Abstract

For over 35 years, many synthetic and natural chemicals have been tested by government agencies, private companies and research institutes for carcinogenic activity in rats and mice in classical 2 year studies as part of a toxicity profile ultimately used for human toxicity and carcinogenicity risk assessment. With an increasing number of pharmaceutical and agricultural chemicals shown to be carcinogenic in these bioassays, research into the mechanisms of toxicity and carcinogenesis has intensified. The relevance of the induced tumors in rodents has been questioned after much research. Research has provided evidence to some scientists that doses used in the bioassays may represent situations where toxicity pathways do not develop in humans exposed to levels of these chemicals, toxicity itself may create situations where tumors develop only under those situations, species specific responses may exist, and tumors induced may not be relevant to human risk. Regulatory agencies have considered these and other factors when preparing regulatory decisions on regulation of these chemicals.

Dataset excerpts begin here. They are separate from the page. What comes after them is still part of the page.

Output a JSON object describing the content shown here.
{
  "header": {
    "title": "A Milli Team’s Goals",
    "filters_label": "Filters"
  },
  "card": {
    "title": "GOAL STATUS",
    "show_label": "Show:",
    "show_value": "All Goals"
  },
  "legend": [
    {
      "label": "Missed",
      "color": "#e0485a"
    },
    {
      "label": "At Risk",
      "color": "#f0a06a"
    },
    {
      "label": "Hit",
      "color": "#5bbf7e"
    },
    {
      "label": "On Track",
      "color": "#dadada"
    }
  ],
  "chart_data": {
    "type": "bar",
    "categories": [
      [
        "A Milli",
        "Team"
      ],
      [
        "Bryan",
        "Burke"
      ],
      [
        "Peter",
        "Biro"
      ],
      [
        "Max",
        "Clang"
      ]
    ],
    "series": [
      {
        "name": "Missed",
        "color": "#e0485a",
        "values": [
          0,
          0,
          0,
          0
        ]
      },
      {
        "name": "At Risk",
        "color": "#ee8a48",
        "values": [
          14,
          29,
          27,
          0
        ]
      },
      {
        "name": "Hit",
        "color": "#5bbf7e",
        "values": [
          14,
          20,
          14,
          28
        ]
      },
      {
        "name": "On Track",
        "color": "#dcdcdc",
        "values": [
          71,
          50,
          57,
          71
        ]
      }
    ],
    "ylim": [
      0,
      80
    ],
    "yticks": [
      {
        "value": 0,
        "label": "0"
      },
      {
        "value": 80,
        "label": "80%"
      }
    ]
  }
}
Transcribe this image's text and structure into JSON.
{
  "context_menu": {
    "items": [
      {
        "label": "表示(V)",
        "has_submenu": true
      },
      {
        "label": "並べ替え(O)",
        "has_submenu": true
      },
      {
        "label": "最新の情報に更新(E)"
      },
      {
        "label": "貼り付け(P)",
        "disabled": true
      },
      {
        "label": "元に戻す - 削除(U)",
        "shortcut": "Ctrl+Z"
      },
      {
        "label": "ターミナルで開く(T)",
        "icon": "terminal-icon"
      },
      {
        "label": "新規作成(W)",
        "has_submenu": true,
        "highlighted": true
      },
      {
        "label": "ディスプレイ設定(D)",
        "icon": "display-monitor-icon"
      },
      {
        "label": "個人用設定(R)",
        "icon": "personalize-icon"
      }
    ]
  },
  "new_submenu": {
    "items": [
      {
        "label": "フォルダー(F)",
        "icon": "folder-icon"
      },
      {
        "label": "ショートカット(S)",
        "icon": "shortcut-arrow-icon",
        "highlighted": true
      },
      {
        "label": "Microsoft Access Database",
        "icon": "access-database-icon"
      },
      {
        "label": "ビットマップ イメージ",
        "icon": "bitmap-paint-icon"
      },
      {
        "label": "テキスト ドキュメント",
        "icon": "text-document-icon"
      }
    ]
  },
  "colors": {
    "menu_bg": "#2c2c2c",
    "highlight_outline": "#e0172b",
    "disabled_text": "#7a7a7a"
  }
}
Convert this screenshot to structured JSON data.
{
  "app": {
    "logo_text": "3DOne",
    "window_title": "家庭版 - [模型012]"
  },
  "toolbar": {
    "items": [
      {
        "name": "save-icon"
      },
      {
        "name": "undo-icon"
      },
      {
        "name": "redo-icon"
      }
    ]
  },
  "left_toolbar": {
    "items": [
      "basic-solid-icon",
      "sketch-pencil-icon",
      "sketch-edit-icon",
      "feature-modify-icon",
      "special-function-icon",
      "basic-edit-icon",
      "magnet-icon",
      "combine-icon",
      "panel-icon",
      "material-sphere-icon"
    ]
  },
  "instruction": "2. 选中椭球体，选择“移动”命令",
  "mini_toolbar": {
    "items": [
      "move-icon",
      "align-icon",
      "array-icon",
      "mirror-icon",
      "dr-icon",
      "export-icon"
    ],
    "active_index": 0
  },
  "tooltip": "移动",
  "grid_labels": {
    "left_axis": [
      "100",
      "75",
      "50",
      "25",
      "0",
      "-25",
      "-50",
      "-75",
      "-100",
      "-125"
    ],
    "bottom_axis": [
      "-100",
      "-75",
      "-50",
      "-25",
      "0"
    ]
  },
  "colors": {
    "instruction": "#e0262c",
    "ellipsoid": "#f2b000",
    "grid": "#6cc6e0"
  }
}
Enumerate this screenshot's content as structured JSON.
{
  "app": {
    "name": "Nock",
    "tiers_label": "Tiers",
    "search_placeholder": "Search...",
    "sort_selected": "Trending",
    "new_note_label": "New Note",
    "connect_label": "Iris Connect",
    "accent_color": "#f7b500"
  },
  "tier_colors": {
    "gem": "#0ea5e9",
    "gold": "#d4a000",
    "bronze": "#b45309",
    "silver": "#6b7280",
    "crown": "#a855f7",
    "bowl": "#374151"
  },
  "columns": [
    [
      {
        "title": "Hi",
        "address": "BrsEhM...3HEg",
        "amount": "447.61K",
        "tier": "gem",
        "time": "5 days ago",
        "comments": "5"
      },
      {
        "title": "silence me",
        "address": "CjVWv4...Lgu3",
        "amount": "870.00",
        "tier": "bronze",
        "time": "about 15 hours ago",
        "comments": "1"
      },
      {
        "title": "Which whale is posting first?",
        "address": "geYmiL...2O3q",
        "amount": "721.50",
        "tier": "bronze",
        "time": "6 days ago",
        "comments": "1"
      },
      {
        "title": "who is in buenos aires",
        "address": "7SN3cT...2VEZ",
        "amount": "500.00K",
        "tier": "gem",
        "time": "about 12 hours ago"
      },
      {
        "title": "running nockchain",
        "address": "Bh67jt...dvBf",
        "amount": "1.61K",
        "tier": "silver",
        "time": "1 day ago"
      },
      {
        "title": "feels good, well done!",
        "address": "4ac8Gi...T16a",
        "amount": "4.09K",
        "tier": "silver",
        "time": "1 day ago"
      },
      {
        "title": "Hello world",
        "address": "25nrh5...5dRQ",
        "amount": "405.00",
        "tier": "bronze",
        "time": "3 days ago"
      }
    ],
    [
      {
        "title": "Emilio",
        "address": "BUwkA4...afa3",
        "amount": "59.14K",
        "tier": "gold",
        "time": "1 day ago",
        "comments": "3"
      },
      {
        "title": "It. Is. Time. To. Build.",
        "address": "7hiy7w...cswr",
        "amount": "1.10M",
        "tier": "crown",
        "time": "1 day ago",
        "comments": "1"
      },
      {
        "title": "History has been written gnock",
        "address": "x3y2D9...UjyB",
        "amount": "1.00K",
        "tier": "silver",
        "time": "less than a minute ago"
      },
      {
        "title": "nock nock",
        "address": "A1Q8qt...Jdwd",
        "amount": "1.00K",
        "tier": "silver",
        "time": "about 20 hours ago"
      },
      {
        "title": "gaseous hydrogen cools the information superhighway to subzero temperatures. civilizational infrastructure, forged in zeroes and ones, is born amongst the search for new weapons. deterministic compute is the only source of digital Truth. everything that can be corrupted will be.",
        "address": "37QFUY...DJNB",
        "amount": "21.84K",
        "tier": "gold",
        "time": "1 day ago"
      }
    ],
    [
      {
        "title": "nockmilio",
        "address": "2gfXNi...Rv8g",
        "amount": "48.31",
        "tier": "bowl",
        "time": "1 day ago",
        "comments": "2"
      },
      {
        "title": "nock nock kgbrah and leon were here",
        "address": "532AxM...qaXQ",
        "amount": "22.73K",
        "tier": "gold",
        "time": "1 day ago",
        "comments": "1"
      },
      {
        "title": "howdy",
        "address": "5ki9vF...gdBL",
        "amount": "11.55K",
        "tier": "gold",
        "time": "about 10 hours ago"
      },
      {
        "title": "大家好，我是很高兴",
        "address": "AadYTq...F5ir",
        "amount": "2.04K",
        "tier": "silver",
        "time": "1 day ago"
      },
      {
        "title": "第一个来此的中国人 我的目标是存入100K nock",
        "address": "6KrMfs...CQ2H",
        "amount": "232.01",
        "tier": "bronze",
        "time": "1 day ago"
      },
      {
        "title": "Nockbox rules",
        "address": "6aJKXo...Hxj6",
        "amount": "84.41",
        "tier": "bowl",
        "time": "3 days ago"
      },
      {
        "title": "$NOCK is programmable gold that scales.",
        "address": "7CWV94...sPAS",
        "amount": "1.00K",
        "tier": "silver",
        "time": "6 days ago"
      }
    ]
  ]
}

Thus, the USA FDA often has approved drugs despite their carcinogenicity in rodents and the USA EPA has explored many situations where considerations of the mechanisms of carcinogenesis in rodents and humans play a role in their regulatory decisions. Unfortunately, much of the decisions are based on unproven and hypothetical mechanisms of carcinogenesis in rodents and humans. Despite this situation, the impact of these decisions on future considerations and decisions for regulation of chemicals suggests that the US regulatory agencies consider that the occurrence of increased incidences of tumors in standard 2 year rodent carcinogenesis bioassay is often not relevant to human carcinogenesis risk assessment.